Ecological Metadata Language (EML) is a major step forward in the management and exchange of ecological metadata. By providing a consistent structure for metadata elements, it permits access to those elements by programs as well as people. Thusfar, LTER efforts have focused primarily on producing EML metadata. The "Metacat" system uses EML documents to create a cross-site data catalog, but there have been few other applications (such as Kepler) that use EML documents. Here I discuss several new applications that have been developed that exploit EML to help aid in statistical analyses.

The basic steps followed by researchers in analyzing their data have been relatively unchanged since the advent statistical programs on personal computers in the 1980s. Based on whatever (minimal) metadata is available, a researcher would use an editor to create a statistical program capable of reading the data (Fig. 1).

In the case of EML documents, a stylesheet is used to translate the underlying document into a human-readable display, but otherwise the process is almost entirely the same as in the past.

However, with the advent of EML containing attribute-level data, a new option is available - the direct generation of a statistical program that handles the routine tasks of reading the data, adding labels and missing values statements and basic statistical analyses (Fig. 2). This allows researchers to "shortcut" the laborious process of creating the basic statistical program and instead focus on the creative aspects of the analysis, by adding additional commands to the program written by the stylesheet. The EML document also plays the role of providing the researcher with the details on methodology etc. that are critical to understanding appropriate use of the data.

The PTAH (Processing Techiques for Automated Harmonization, also the Egyptian god of creation) project has as its goal the creation tools that use EML to support ecological research., including the creation of the needed stylesheets and supporting programs. The first step has been to create stylesheets that translate EML documents into statistical programs for the Statistical Analysis System (SAS), the Statistical Package for the Social Sciences (SPSS) and the "R" statistical packages. These stylesheets use the information in the dataTable, attributeList and physical modules of EML as the raw data for creating statistical programs. Through the use of the stylesheets, time to prepare a statistical program for a dataset with dozens of variables can be reduced to as little as 5 minutes. The stylesheets are available for download on LTERNET CVS web site (http://cvs.lternet.edu>). To aid researchers, who may be unfamiliar with XML stylesheets and templates and the programs for processing them, a web site at http://www.vcrlter.virginia.edu/data/eml2 provides a web interface for the

Currently 73% of LTER sites produce at least some EML documents with attribute level metadata, but overall only 31% of EML documents contain attribute-level data (D. Costa, pers. comm. 3/31/06). As more EML metadata is enhanced to achieve levels 3-6 as outlined in the "EML Best Practices" (http://cvs.lternet.edu/cgi-bin/viewcvs.cgi/emlbestpractices/emlbestpractices-1.0/emlbestpractices_oct2004.doc), the utility of this approach will gain in value. However, even now over 1,200 datasets contain the information needed to allow semi-automated processing using this approach.

The prototype PTAH system still requires that the user edit the resulting statistical program to provide information that is not available in the EML document, such as where the data file(s) are located on the user's system. As protocols for automated, authenticated access to the raw data are developed, this step may be eliminated.
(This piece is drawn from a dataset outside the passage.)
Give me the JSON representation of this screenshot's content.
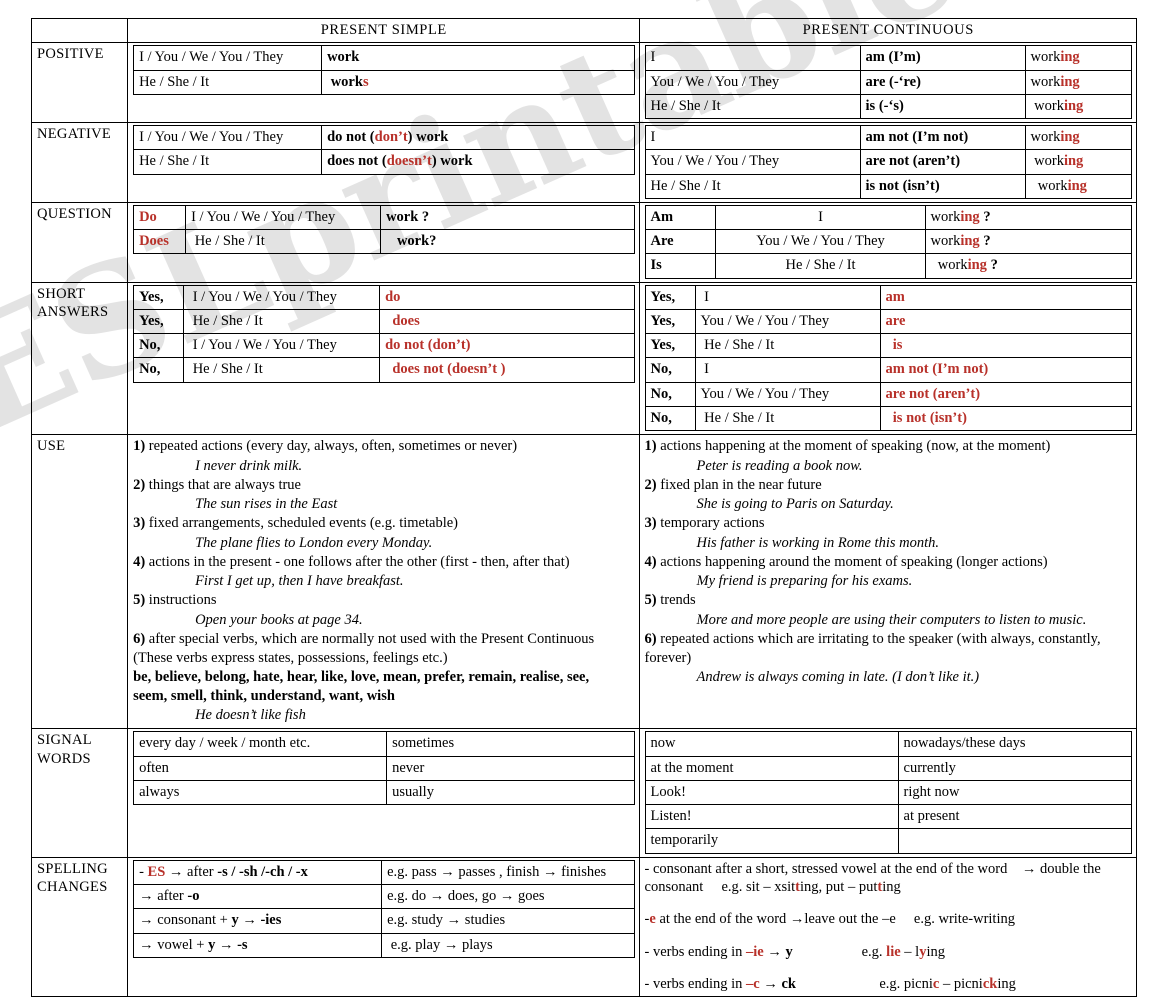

Currently, the user may also need to deal with issues related to data formatting (e.g., SAS prefers missing values as character strings, even in numeric fields, but 'R' may crash if you try to read character data from a numeric field). Development of some pre-processing tools may be required to make the system more robust. Additionally, the current PTAH implementation focuses entirely on data in text files, but could be extended to use the SQL query capabilities supported in EML.